The holidays are a joy-filled season for many and represent a time to come together and celebrate, but for others, this time period can mean personal and professional struggle. The year-end crunch at work paired with holiday parties, kids’ events, family drama and general stress can create exhaustion. This season may also amplify anxiety, depression, loneliness, and grief for many.
As you navigate this holiday season, here are a few suggestions to help if you feel overwhelmed or want to show up for others:
Try to Limit Overthinking: For me, anxiety, exhaustion, and overthinking travel together. I’ll overthink what someone said, what they didn’t say, what I’ve read, and more. Two of my go-to strategies to help limit overthinking are writing and playing a mental game. Expressive writing has been shown to slow rumination and ease depressive symptoms, among other benefits. Writing about a challenging situation tends to diffuse the intensity of the loops because your brain gains some distance from its own stream of thoughts. And it doesn’t have to look pretty or take a long time – just 10-15 minutes of writing about a struggle can help.
What also helps is to play a “mental game.” I first learned about mental games in my work with the University of Pennsylvania resilience team. A mental game is simply a distraction technique to help your brain break out of ruminative thinking. Mental games must be fun, but challenging enough to refocus your thinking. They must require your full attention and be able to be completed within a few minutes. After all, if you’re laying in bed unable to fall asleep or need to refocus for an important meeting, you need a quick fix.
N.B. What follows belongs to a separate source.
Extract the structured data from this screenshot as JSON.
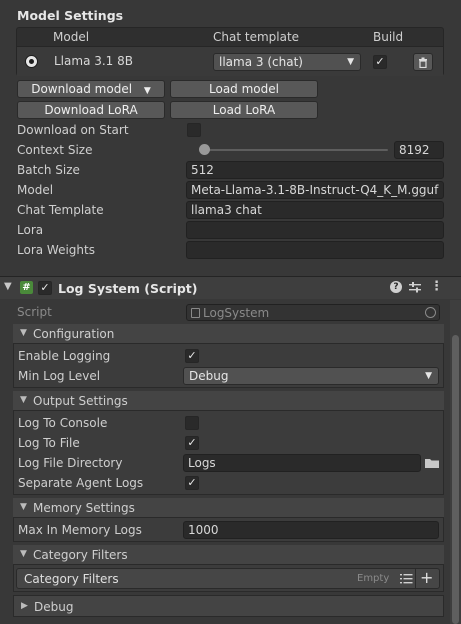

You can create your own mental game or try one of these:
- Math games: one example is to start at 1000 and count backward by 7. I avoid mental games that are math games because I get to 993 and then get frustrated that I can’t subtract in my head fast enough, thus compounding my problem.
- Category games: I love sports, so I challenge myself to recite the last 10 winners of the Super Bowl or World Series; you could also name all of the US Presidents during a particular time period.
- Play the alphabet game: a drill sergeant taught me this one, and he called it the “alphabet game.” You start with the letter “a” and create a sentence where all the words in the sentence start with the letter “a:” “All astronauts are awesome.” Then move to “b:” “Big balloons buy beaches.” The sentences don’t have to make sense, and if they are silly, the jolt of positive emotions will help. Continue through the alphabet until you are able to refocus on the task at hand.
Ignore Toxic Positivity. Toxic positivity is the belief that people should put a positive spin on all experiences, even ones that are profoundly difficult or tragic. It can make people who are struggling feel pressured to pretend they are happy even when they are not, and it silences negative emotions. People often don’t know how to react when confronted with grief or intense emotion and out of kindness (or discomfort) try to make the situation better. Unfortunately, it often backfires. These phrases may signal toxic positivity: “Well at least…;” “Look on the bright side;” “Everything happens for a reason;” or “It could be worse.” When you respond with toxic positivity, you risk demeaning a loss, promoting isolation and stigma, and shutting down communication.
And Increase Empathy. Empathy is the ability to see a person’s challenges from their perspective. You don’t need to fix or to even respond, simply listen to understand and listen to learn about the person’s story. All you really have to do is show up with an open mind and an open heart, but if you feel like saying something, try one of these phrases:
- I’ve got your back
- I’m thinking of you
- I’m not going anywhere
- I’m always here if you want to talk
- I can’t begin to imagine what this is like, but I’m here
This quote from Pema Chödrön helped me understand empathy in a beautiful way: “Compassion is not a relationship between the healer and the wounded. It is a relationship between equals. Only when we know our own darkness well can we be present with the darkness of others.”
Ask, Is It Helping or Harming? I discovered this wonderful strategy in Dr. Lucy Hone’s brilliant TED talk about resilient grieving. When Hone’s daughter, Abi, died suddenly in a car accident, Hone had to make multiple decisions in those early days of grieving. To help her get through, she would ask herself, “Is this helping me or harming me?” Is staying up all night looking at old photos helping or harming? Is meeting the driver who was responsible for the accident helping or harming? She talks about how that one question helped her navigate so many difficult choices, and importantly, activated resilience. You can also apply this question to almost any situation:
- Is not having a difficult conversation with my sister-in-law about our argument last year helping or harming?
- Is staying up an extra two hours to watch TV instead of getting some much-needed sleep helping or harming?
- Is not seeking clarity from my boss about my job performance helping or harming?
Asking this question is important because it activates control – you get to decide how (or whether) to act.
All of us have experienced grief, loss, challenge, and hard times. For many, these experiences are heightened during the holidays, and there are emotions and reactions that can surprise us even if we’re feeling OK. I think about this quote a lot during the holidays: “Between what is said and not meant, and what is meant and not said, most love is lost.” Taking the time to care can change the trajectory of a person’s life.